[ExI] The symbol grounding problem in strong AI

Damien Broderick thespike at satx.rr.com
Sun Dec 13 21:41:01 UTC 2009


On 12/13/2009 2:55 PM, Ben Zaiboc wrote:

> if you don't think a program can solve the mysteriously difficult 'symbol grounding problem', how can a brain do it?  Are you saying that a system that processes and transmits signals as ion potential differences can do things that a system that processes and transmits signals as voltages can't?  What about electron spins? photon wavelengths? polarisation angles? quantum states? magnetic polarities? etc., etc.
>
> Is there something special that ion potential waves have over these other ways of representing and processing information?
>
> If so, what?

I have a lot of sympathy with Gordon's general point, although I think 
the Chinese Room completely messes it up.

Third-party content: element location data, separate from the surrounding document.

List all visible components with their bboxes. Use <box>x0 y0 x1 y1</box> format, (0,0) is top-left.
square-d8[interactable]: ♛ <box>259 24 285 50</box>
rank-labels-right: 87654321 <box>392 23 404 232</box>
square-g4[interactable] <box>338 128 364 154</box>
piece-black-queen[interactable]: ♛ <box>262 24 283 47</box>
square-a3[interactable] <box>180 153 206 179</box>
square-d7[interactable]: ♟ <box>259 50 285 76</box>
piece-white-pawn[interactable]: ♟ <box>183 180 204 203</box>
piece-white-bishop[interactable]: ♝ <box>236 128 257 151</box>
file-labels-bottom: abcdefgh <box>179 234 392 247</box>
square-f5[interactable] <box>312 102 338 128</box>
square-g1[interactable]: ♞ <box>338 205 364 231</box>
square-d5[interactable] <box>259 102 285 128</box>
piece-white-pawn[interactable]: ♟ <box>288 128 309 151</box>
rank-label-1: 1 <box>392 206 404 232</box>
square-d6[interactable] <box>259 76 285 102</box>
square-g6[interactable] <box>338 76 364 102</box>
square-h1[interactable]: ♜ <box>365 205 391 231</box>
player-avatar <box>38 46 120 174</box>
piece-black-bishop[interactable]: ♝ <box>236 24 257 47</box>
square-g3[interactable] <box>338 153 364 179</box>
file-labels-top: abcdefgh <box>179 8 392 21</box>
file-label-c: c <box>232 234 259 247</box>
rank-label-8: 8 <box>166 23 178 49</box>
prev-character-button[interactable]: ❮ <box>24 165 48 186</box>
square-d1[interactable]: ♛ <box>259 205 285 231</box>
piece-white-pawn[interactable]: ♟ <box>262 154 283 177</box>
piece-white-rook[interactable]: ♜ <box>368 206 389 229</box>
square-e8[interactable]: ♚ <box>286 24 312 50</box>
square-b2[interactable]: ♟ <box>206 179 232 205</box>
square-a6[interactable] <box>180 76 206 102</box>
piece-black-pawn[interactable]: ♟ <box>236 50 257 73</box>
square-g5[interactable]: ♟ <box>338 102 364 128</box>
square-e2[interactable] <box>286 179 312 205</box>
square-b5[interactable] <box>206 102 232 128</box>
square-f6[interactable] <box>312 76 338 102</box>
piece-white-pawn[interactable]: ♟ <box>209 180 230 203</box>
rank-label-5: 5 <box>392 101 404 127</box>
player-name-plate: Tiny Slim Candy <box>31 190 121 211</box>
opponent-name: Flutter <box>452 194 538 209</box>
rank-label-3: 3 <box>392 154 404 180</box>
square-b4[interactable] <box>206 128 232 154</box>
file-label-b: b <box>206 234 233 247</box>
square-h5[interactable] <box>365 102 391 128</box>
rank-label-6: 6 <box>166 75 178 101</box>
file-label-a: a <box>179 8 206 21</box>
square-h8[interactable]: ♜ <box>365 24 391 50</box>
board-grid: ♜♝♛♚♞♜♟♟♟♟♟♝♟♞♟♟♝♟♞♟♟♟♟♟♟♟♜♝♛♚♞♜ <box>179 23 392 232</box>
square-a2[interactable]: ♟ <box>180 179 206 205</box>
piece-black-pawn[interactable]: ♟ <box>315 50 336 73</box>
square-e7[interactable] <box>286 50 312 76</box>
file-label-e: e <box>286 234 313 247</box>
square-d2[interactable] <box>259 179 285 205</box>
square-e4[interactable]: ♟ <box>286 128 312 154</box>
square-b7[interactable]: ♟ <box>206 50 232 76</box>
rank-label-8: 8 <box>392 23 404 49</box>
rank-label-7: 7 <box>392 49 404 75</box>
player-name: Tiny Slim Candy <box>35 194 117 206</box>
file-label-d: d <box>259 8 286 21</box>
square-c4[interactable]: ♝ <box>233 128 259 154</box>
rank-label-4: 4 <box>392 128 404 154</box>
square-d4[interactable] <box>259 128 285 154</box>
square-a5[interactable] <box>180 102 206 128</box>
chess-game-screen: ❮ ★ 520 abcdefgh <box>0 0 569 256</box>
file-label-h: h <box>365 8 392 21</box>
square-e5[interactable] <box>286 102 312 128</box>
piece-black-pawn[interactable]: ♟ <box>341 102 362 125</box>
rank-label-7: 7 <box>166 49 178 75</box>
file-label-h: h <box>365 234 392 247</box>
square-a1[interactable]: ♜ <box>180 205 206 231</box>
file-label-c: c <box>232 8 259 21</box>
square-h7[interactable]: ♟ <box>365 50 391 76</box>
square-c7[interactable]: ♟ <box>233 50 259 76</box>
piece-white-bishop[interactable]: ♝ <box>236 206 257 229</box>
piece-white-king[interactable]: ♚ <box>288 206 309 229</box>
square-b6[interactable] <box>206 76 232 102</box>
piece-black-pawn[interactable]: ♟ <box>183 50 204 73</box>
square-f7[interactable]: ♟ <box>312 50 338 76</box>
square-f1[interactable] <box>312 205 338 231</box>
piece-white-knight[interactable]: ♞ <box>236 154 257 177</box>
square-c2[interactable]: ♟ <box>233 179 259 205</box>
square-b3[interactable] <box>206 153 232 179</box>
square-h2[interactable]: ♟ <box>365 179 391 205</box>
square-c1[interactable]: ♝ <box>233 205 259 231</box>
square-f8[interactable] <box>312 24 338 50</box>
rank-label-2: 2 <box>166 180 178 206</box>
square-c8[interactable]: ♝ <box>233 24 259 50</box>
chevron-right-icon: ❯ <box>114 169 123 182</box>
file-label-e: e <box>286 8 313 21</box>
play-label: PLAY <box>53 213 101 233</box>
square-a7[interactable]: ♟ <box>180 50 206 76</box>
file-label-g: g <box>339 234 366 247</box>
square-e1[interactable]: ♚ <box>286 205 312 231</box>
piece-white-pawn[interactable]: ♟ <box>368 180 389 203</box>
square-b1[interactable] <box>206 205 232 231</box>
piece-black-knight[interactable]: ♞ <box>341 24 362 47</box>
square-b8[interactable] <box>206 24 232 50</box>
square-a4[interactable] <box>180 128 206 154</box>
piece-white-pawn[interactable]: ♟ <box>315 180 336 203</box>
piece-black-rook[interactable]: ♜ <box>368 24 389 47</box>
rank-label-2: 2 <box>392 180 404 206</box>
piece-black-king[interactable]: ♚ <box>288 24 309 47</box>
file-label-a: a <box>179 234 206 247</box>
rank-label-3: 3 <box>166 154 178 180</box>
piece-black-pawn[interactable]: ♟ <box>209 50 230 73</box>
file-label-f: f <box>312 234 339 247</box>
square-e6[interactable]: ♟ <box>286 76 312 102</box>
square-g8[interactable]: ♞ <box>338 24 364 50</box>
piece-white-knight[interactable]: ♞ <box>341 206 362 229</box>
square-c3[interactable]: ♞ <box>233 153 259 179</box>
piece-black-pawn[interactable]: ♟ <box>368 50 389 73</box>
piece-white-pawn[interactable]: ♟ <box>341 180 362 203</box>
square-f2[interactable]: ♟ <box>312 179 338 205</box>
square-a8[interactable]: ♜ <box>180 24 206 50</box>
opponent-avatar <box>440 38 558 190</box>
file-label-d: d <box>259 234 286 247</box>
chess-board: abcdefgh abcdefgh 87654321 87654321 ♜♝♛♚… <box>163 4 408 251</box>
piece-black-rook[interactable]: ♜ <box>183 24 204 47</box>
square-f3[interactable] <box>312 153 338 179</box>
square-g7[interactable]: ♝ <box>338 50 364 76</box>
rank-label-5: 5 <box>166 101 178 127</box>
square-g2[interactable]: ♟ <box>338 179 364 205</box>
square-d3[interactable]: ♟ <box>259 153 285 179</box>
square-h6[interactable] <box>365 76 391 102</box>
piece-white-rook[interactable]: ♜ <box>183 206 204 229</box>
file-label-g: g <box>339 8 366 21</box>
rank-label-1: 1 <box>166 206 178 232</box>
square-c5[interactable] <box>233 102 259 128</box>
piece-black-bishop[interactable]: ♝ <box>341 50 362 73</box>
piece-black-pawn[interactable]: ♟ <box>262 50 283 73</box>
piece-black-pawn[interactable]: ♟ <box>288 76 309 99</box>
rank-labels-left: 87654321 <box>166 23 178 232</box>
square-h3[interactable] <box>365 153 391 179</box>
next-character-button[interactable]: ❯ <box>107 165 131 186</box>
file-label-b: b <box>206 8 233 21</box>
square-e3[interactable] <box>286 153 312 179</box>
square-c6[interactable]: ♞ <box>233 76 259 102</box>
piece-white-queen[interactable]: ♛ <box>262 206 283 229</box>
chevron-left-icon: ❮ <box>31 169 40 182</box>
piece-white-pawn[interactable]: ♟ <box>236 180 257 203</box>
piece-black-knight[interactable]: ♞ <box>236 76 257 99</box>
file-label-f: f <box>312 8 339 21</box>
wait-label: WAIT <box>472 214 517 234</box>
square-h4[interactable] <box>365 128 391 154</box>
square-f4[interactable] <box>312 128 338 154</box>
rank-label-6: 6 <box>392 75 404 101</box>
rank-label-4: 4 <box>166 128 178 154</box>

The case is that a linear, 
iterative, algorithmic process is the wrong kind of thing to instantiate 
what happens in a brain during consciousness (and the rest of the time, 
for that matter). It's some years since I looked into this problematic 
closely, but as I recall the line of thinking developed by Hopfield and 
Freeman etc still looked promising: basins of attraction, allowing 
multiple inputs to coalesce and mutually transform synaptic maps, vastly 
parallel. Maybe a linear process could emulate this eventually, but I 
imagine one might run into the same kinds of computational and memory 
space explosions that afflict  an internalized Chinese Room guy. Anders 
surely has something timely to say about this.